The dog chose more letters, waited for them to study the words, then looked solemnly at each of them to be sure they understood what he meant:
I WOULD DIE OF LONELY.
PART TWO
Guardian
Love alone is capable of uniting living beings in such a way as to complete and fulfill them, for it alone takes them and joins them by what is deepest in themselves.
Pierre Teilhard de Chardin
Greater love hath no man than this:
that he lay down his life
for his friends.
The Gospel According to Saint John
EIGHT
1
On the Thursday that Nora drove to Dr. Weingold’s office, Travis and Einstein went for a walk across the grassy hills and through the woods behind the house they had bought in the beautiful California coastal region called Big Sur.
On the treeless hills, the autumn sun warmed the stones and cast scattered cloud shadows. The breeze off the Pacific drew a whisper from the dry golden grass. In the sun, the air was mild, neither hot nor cool. Travis was comfortable in jeans and a long-sleeved shirt.
He carried a Mossberg short-barreled pistol-grip pump-action 12-gauge shotgun. He always carried it on his walks. If he ever encountered someone who asked about it, he intended to tell them he was hunting rattlesnakes.
Where the trees grew most vigorously, the bright morning seemed like late afternoon, and the air was cool enough to make Travis glad that his shirt was flannel. Massive pines, a few small groves of giant redwoods, and a variety of foothill hardwoods filtered the sun and left much of the forest floor in perpetual twilight. The undergrowth was dense in places: the vegetation included those low, impenetrable thickets of evergreen oaks sometimes called “chaparral,” plus lots of ferns that flourished because of the frequent fog and the constant humidity of the seacoast air.
Einstein repeatedly sniffed out cougar spoor and insisted on showing Travis the tracks of the big cats in the damp forest soil. Fortunately, he fully understood the danger of stalking a mountain lion, and was able to repress his natural urge to prowl after them.
The dog contented himself with merely observing local fauna. Timid deer could often be seen ascending or descending their trails. Raccoons were plentiful and fun to watch, and although some were quite friendly, Einstein knew they could turn nasty if he accidentally frightened them; he chose to keep a respectful distance.
On other walks, the retriever had been dismayed to discover the squirrels, Which he could approach safely, were terrified of him. They froze with fear, Stared wild-eyed, small hearts pounding visibly.
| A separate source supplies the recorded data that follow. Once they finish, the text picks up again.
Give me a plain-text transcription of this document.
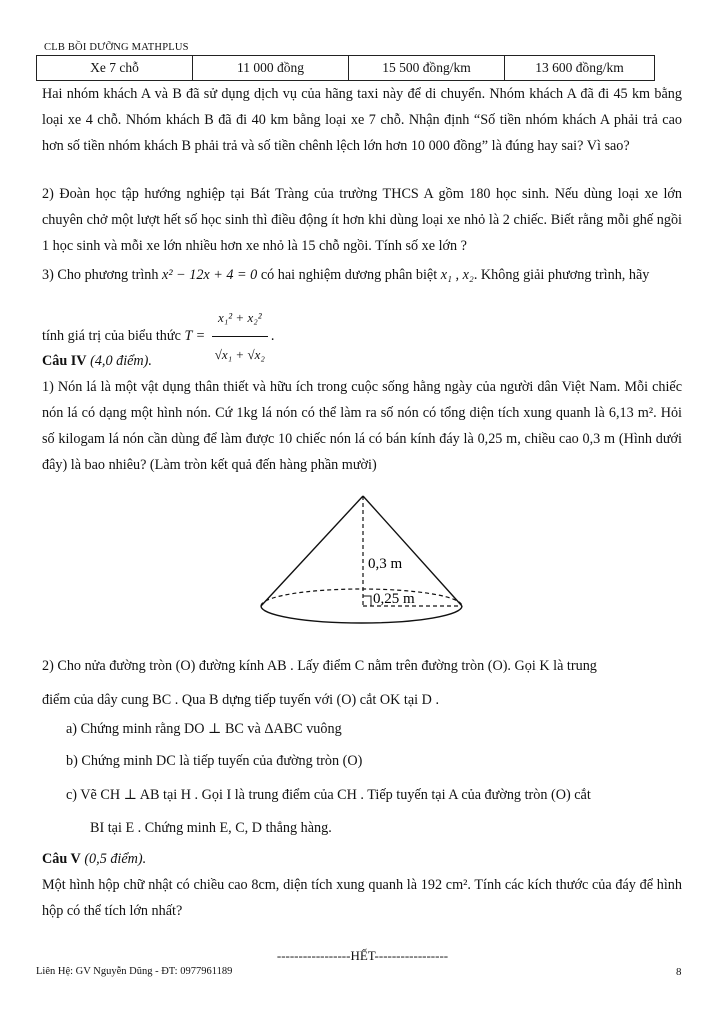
CLB BỒI DƯỠNG MATHPLUS
Xe 7 chỗ	11 000 đồng	15 500 đồng/km	13 600 đồng/km
Hai nhóm khách A và B đã sử dụng dịch vụ của hãng taxi này để di chuyển. Nhóm khách A đã đi 45 km bằng loại xe 4 chỗ. Nhóm khách B đã đi 40 km bằng loại xe 7 chỗ. Nhận định “Số tiền nhóm khách A phải trả cao hơn số tiền nhóm khách B phải trả và số tiền chênh lệch lớn hơn 10 000 đồng” là đúng hay sai? Vì sao?
2) Đoàn học tập hướng nghiệp tại Bát Tràng của trường THCS A gồm 180 học sinh. Nếu dùng loại xe lớn chuyên chở một lượt hết số học sinh thì điều động ít hơn khi dùng loại xe nhỏ là 2 chiếc. Biết rằng mỗi ghế ngồi 1 học sinh và mỗi xe lớn nhiều hơn xe nhỏ là 15 chỗ ngồi. Tính số xe lớn ?
3) Cho phương trình x² − 12x + 4 = 0 có hai nghiệm dương phân biệt x₁ , x₂. Không giải phương trình, hãy
tính giá trị của biểu thức $T = \frac{\text{x₁² + x₂²}}{\text{√x₁ + √x₂}}$ .
Câu IV (4,0 điểm).
1) Nón lá là một vật dụng thân thiết và hữu ích trong cuộc sống hằng ngày của người dân Việt Nam. Mỗi chiếc nón lá có dạng một hình nón. Cứ 1kg lá nón có thể làm ra số nón có tổng diện tích xung quanh là 6,13 m². Hỏi số kilogam lá nón cần dùng để làm được 10 chiếc nón lá có bán kính đáy là 0,25 m, chiều cao 0,3 m (Hình dưới đây) là bao nhiêu? (Làm tròn kết quả đến hàng phần mười)
0,3 m
0,25 m
2) Cho nửa đường tròn (O) đường kính AB . Lấy điểm C nằm trên đường tròn (O). Gọi K là trung
điểm của dây cung BC . Qua B dựng tiếp tuyến với (O) cắt OK tại D .
a) Chứng minh rằng DO ⊥ BC và ΔABC vuông
b) Chứng minh DC là tiếp tuyến của đường tròn (O)
c) Vẽ CH ⊥ AB tại H . Gọi I là trung điểm của CH . Tiếp tuyến tại A của đường tròn (O) cắt
BI tại E . Chứng minh E, C, D thẳng hàng.
Câu V (0,5 điểm).
Một hình hộp chữ nhật có chiều cao 8cm, diện tích xung quanh là 192 cm². Tính các kích thước của đáy để hình hộp có thể tích lớn nhất?
-----------------HẾT-----------------
Liên Hệ: GV Nguyễn Dũng - ĐT: 0977961189	8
WHY SQUIRRELS AFRAID? he had asked Travis one evening.
“Instinct,” Travis had explained. “You’re a dog, and they know instinctively that dogs will attack and kill them.”
NOT ME.
“No, not you,” Travis agreed, ruffling the dog’s coat. “You wouldn’t hurt them. But the squirrels don’t know you’re different, do they? To them, you look like a dog, and you smell like a dog, so you’ve got to be feared like a dog.”
I LIKE SQUIRRELS.
“I know. Unfortunately, they’re not smart enough to realize it.”
Consequently, Einstein kept his distance from the squirrels and tried hard not to terrify them, often sauntering past with his head turned the other way as if unaware of them.
This special day, their interest in squirrels and deer and birds and raccoons and unusual forest flora was minimal. Even views of the Pacific did not intrigue them. Today, unlike other days, they were walking only to pass the time and to keep their minds off Nora.
Travis repeatedly looked at his watch, and he chose a circular route that would bring them back to the house at one o’clock, when Nora was expected to return.
It was the twenty-first of October, eight weeks after they had acquired new identities in San Francisco. After considerable thought, they had decided to come south, substantially reducing the distance that The Outsider would have to travel in order to put its hands on Einstein. They would not be able to get on with their new lives until the beast found them, until they killed it; therefore, they wanted to hasten rather than delay that confrontation.